I don't do schutzhund, I do advanced obedience and service dog training. I never used the collar with Tessa, didn't have one and didn't learn from a trainer on how to use one back when she was being trained. She was my working service dog who passed away. I used a cheap Innotec with Logan shortly, I think I had bought it because of cat chasing but I don't remember actually getting up to using it for that lol. I had forgotten I'd ever bought or used it until I came across it in a box, missing the batteries and the cover that holds the battery and completes the connection in the remote (so cannot be used without) and its so old its not supported any longer, this was around 2011 when I came across it in a box. 

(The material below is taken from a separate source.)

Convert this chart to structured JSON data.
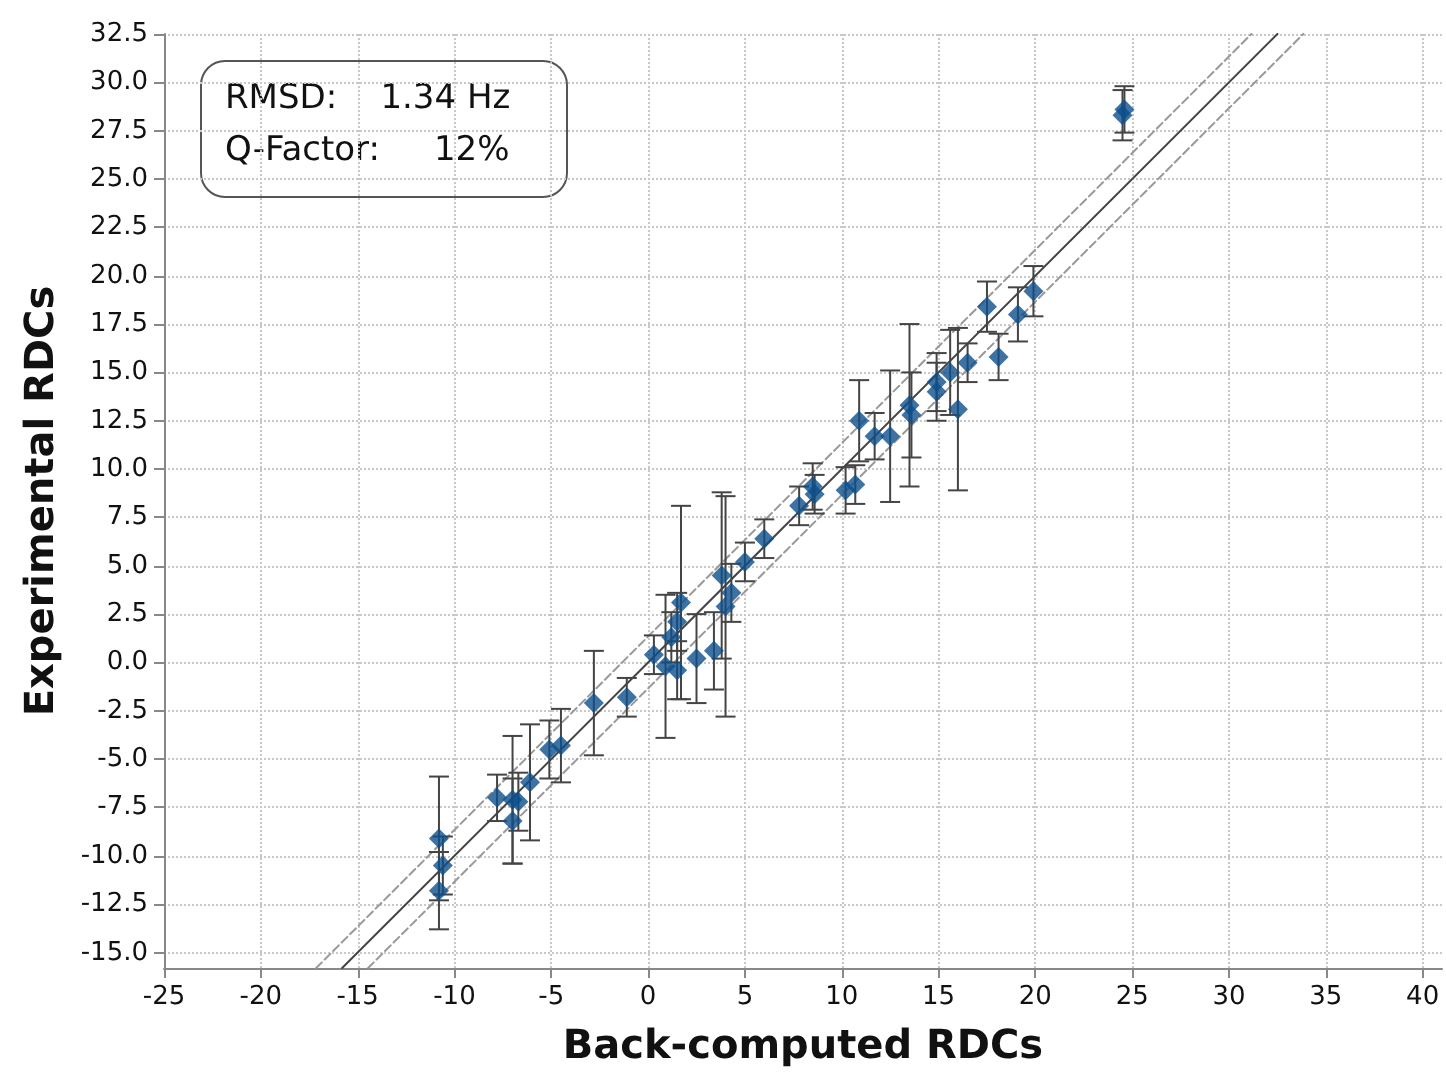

But I had wanted one for years because they're such a good training tool when used correctly, able to guide and give information (both reinforcement and correction) when your dog isn't within reach, and off lead work. I finally bought one because Emma has always been only 99% reliable, its why she washed out of service dog training. Like recall, more than 99 out of 100 times she's excellent and will even stop dead in pursuit of a squirrel or cat, but every now and then she doesn't hear me and will keep chasing for a little while before she finally hears me. I'm disabled and not able to go after her if she ignores a recall any longer. Haven't had a chance to use the collar for that yet though. Ironically the first day I got the collar we had one of those moments, this time she just wanted to ignore me to run up to the fence where some dogs were inside barking at her. But the battery on the collar had gone dead when I tried to add in the collar, I tried "dialing up" to get her attention but nothing until she finally heard me and raced back, and I saw the light was off on the collar. Where I just moved there's no fence in the yard at all, but the majority of places we lived had no fence or not a full fence, I just watch her during potty times and use an "EH-EH" command when she hits the border and needs to turn around. But I'm trying to remember to put the collar on her, especially if I can see other dogs in any yards. There's a big open space just beyond our yard, which I don't let her enter without me with her, but so technically she could run up to say 6-8 different houses yards, a good amount that are fenced and have dogs outside when I let her out, if she crossed that land ignoring me. I've also introduced the collar with the leave it command for the cat, and will also "dial up' if ever needed and she ignores the command. I'm hoping to use the collar to work on distance commands, she always wants to be right up in my face. And to proof things, because her reliability never goes over 99 (which is not enough, like recall) and can drop down to maybe 75% despite the years of training and various trainers and groups I've worked with. She will never make a service dog, I had to realize that a couple years ago, but with Tessa gone I want to introduce more tasks and better reliability to do what she can for me while I'm at home. Its going to be a long 2+ year wait for my next service dog!


----------



## GatorDog (Aug 17, 2011)

I use ecollars for IPO training.


----------



## ChunksDad (Jan 6, 2014)

I use an ecollar on Chunk during training but only during bite work. The obedience portion of his training rarely needs corrections. He is motivated by his ball and tug and rarely needs firm corrections. Bite work is another matter, when he gets into "drive" mode he is so focused and "on it" that the collar is almost required to get his attention. Most the time I don't need to use it but occasionally when he gets into the "Butthead Mode" he needs a correction that I can't get to him because most of his bite work is off leash. 
I was a little worried about using it on him but when taught how to use it correctly it is a great tool Before I even started using it I watched a video put out by Leerburg which gave me an idea on how to use it. My trainer showed me a correct method of using it by making me the collar wearer and it really helped. I learned how to apply it and to think the process thru so that it is no more than a collar correction with a prong or fursaver collar.
Good Luck..
Phil


----------



## hunterisgreat (Jan 30, 2011)

ecollar is my tool of choice


----------